Remote Sensing and Geostatistical Analysis of Anthropogenic Biomass Burning and Forest Degradation in Madagascar

Abstract

Anthropogenic biomass burning is a long-standing concern in Madagascar. Available estimates of annual burned area consist of unsupported but widely cited guesses that 25%-33% of Madagascar burns annually, and unreliable official statistics that put the figure at only about 2.2%. Therefore, an assessment was made of the utility of Defense Meteorological Satellite Program, Operational Linescan System (DMSP-OLS) fire product for prediction of burn area. Burn scars were mapped using Landsat Enhanced Thematic Mapper (ETM) imagery and a coarsened map was compared to a DMSP-derived fire index map. Traditional linear regression indicates low correlation on a per-pixel basis, but the datasets showed extremely skewed distributions and significant auto- and cross-correlation, mandating a geostatistical approach. A linear model of correlation (LMC) shows low correlation between DMSP and burn area at fine spatial scales but increasing correlation at coarser scales. The uncertainty of burn area predictions for polygons of differing area was estimated using sequential Gaussian simulation of burn area maps, using DMSP as a secondary dataset and the variogram model of the true burn area map as a constraint.
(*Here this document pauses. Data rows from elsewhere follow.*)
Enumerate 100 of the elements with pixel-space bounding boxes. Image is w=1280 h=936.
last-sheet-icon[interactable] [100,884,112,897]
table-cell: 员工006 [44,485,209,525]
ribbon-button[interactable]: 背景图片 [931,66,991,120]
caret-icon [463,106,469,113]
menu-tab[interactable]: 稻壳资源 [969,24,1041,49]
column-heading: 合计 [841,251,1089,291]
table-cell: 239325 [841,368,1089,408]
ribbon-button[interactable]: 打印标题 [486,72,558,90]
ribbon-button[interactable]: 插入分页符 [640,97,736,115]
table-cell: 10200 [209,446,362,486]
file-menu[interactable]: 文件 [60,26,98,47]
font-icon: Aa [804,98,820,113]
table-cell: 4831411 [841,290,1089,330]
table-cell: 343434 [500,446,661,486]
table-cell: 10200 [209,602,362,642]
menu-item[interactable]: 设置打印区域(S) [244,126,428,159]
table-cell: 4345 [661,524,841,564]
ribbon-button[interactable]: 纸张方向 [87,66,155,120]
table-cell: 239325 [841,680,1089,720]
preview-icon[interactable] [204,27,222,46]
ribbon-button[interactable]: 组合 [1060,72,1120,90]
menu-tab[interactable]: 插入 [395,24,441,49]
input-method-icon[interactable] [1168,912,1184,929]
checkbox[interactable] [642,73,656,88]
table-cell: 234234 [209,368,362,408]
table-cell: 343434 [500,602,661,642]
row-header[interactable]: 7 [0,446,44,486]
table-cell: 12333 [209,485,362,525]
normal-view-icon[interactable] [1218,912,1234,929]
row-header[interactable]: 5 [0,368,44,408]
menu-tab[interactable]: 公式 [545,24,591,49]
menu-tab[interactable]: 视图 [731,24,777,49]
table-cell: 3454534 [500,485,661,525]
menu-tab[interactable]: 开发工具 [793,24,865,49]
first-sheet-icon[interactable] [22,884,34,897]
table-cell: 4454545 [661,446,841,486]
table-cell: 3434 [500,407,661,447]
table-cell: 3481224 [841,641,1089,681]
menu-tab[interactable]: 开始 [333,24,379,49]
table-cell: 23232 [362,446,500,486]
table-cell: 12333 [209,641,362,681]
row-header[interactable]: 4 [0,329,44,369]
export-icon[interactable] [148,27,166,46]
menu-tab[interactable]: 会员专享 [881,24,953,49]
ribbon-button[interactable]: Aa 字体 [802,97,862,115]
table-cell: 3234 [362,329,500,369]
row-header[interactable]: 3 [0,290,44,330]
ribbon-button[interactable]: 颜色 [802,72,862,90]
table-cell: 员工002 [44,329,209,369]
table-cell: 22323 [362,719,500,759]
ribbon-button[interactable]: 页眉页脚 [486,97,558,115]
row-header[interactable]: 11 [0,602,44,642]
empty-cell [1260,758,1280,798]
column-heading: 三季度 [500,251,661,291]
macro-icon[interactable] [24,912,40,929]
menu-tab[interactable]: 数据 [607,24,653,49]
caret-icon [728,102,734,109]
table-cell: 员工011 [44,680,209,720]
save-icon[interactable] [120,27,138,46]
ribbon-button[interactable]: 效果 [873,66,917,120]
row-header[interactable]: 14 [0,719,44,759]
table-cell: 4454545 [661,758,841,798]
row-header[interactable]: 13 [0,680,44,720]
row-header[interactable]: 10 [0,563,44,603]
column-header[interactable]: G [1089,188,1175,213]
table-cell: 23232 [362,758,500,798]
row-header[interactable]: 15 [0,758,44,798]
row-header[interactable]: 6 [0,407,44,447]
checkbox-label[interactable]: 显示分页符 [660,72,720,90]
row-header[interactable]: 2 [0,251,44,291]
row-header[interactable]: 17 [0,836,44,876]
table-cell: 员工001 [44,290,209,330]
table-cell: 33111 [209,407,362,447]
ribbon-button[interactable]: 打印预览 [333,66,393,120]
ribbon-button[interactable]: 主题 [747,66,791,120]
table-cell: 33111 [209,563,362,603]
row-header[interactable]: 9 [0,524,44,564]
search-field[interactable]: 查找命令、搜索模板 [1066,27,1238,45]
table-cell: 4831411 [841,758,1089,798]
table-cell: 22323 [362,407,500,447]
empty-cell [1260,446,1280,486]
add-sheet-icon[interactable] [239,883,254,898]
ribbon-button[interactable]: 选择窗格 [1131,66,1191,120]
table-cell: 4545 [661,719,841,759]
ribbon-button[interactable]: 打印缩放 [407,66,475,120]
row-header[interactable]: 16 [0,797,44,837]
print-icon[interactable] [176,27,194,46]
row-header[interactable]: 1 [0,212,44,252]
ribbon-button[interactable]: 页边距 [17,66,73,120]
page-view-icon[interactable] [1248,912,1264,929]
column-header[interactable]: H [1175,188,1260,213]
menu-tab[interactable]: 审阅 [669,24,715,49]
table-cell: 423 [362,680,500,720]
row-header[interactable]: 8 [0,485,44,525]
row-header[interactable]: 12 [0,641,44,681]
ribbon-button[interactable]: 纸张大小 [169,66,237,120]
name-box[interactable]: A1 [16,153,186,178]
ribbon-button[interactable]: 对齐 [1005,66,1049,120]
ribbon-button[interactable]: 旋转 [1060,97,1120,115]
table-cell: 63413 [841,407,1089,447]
For a given time period, 100 simulations were generated and processed to produce mean and standard deviation estimates of burn area for polygons in the following GIS layers: the entire country, level 1 provinces, level 2 provinces, a JERS-derived landcover map, a protected forests map, and the outlines of the Landsat scenes used in the study. The true burn area for the calibration and validation ETM scenes was within one standard deviation of the simulationestimated mean burn area for each scene. The annual burn area estimates for the entire island were 7.0 ± 1.1% and 6.0 ± 1.1% for August-December of 1999 and 2000, respectively. Uncertainty relative to the mean increases at finer spatial scales; Madagascar preserves appear to be small enough that annual changes in burn area will not be statistically significant given the large relative uncertainty in the local DMSP-derived burn area estimate. However, as a predictor of burn area at regional (province-level) or national scales, DMSP appears to have potential.